Is IQ a good measure of intelligence?
So IQ has been wielded by the worst hands of human history, that doesn’t necessarily make it a bad measure of intelligence, right? Correct, but the way it is interpreted and used often does.
In the 1900s, the test was used to marginalize groups based on a single IQ test score. What these tests failed to take into account was that many of those people taking the tests were immigrants, who spoke poor English and so likely didn’t perform as well as they should have. It would be like giving the average American a test in Latin and then saying they can no longer reproduce because they failed – those test results mean nothing about the participant’s intelligence. Working class people often scored lower than those educated to a high level, but that does not necessarily indicate overall intelligence, it simply indicates privilege.
As IQ tests were calibrated for newer generations, scores rose rapidly, at a much faster rate than could be explained by evolution – this is called the Flynn Effect. It’s highly debated why this occurred: it could be education, better food, and healthcare; it could also be that IQ tests simply do not reflect intelligence that well and do not translate into modern cultural settings.

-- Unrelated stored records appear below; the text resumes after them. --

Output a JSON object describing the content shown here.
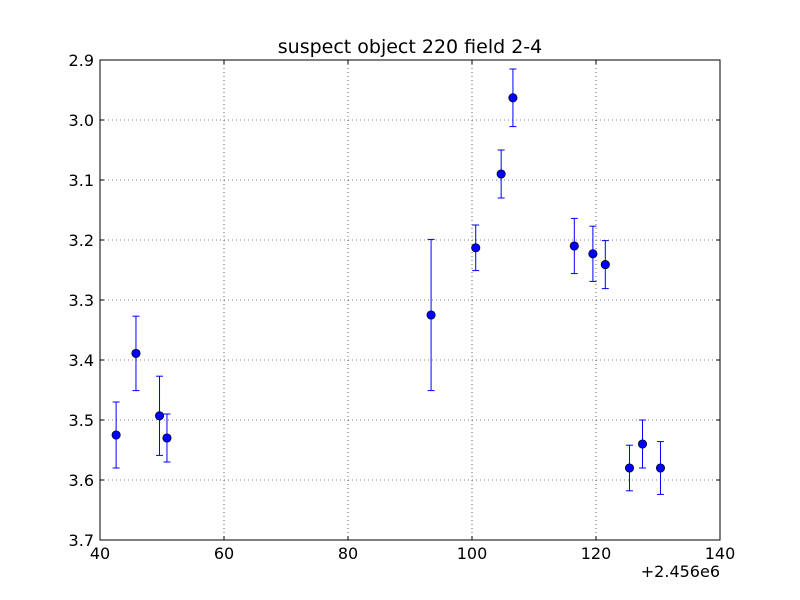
{
  "chart_data": {
    "type": "scatter",
    "title": "suspect object 220 field 2-4",
    "xlabel": "",
    "ylabel": "",
    "x_offset_label": "+2.456e6",
    "xlim": [
      40,
      140
    ],
    "ylim": [
      2.9,
      3.7
    ],
    "y_inverted": true,
    "grid": true,
    "x_ticks": [
      40,
      60,
      80,
      100,
      120,
      140
    ],
    "y_ticks": [
      2.9,
      3.0,
      3.1,
      3.2,
      3.3,
      3.4,
      3.5,
      3.6,
      3.7
    ],
    "x_tick_labels": [
      "40",
      "60",
      "80",
      "100",
      "120",
      "140"
    ],
    "y_tick_labels": [
      "2.9",
      "3.0",
      "3.1",
      "3.2",
      "3.3",
      "3.4",
      "3.5",
      "3.6",
      "3.7"
    ],
    "color": "#0000ff",
    "points": [
      {
        "x": 42.6,
        "y": 3.525,
        "err": 0.055
      },
      {
        "x": 45.8,
        "y": 3.389,
        "err": 0.062
      },
      {
        "x": 49.6,
        "y": 3.493,
        "err": 0.066
      },
      {
        "x": 50.8,
        "y": 3.53,
        "err": 0.04
      },
      {
        "x": 93.4,
        "y": 3.325,
        "err": 0.126
      },
      {
        "x": 100.6,
        "y": 3.213,
        "err": 0.038
      },
      {
        "x": 104.7,
        "y": 3.09,
        "err": 0.04
      },
      {
        "x": 106.6,
        "y": 2.963,
        "err": 0.048
      },
      {
        "x": 116.5,
        "y": 3.21,
        "err": 0.046
      },
      {
        "x": 119.5,
        "y": 3.223,
        "err": 0.046
      },
      {
        "x": 121.5,
        "y": 3.241,
        "err": 0.04
      },
      {
        "x": 125.4,
        "y": 3.58,
        "err": 0.038
      },
      {
        "x": 127.5,
        "y": 3.54,
        "err": 0.04
      },
      {
        "x": 130.4,
        "y": 3.58,
        "err": 0.044
      }
    ]
  }
}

More recent tests into whether IQ has any clinical relevance haven’t done it any favors, either. A meta-analysis found that correlations between job performance and IQ are flimsy at best, and rife with statistical error at worst. There have been weak correlations found between IQ and success in school, but this may be down to the fact that IQ tests speak the same cognitive language as schoolwork, so a child performing well in academic tasks may feel at home with cognitive tests like IQ. Small links between success and IQ have been found, and some careers even test it, but other predictors of intelligence have just as much – if not more – predictive value.
Is IQ worthless?
All this is to say that as a measure of total intelligence, IQ does not stack up. However, it is not entirely worthless. IQ tests are an indication of performance for a specific type of cognitive task, ones that can be helpful in academia, careers, and general life. Performing well could bode well for your future, but IQ scores need to be interpreted carefully.
Human intelligence does not have a single definition – a gifted scientist may not find success in creative fields, and vice versa, but to say one is more intelligent than the other is reductionist. IQ tests are used in research now as a measure of one subset of intelligence, combining towards an overall picture of how smart a person is, but even that is dependent on cultural differences and various other environmental factors. Using it as a metric to compare different groups of people is often poor science, and such investigations are almost impossible with how varied humans truly are.
All we can do is to stop looking for ways to appear superior and instead look for ways we can help, just like Binet and Simon wished.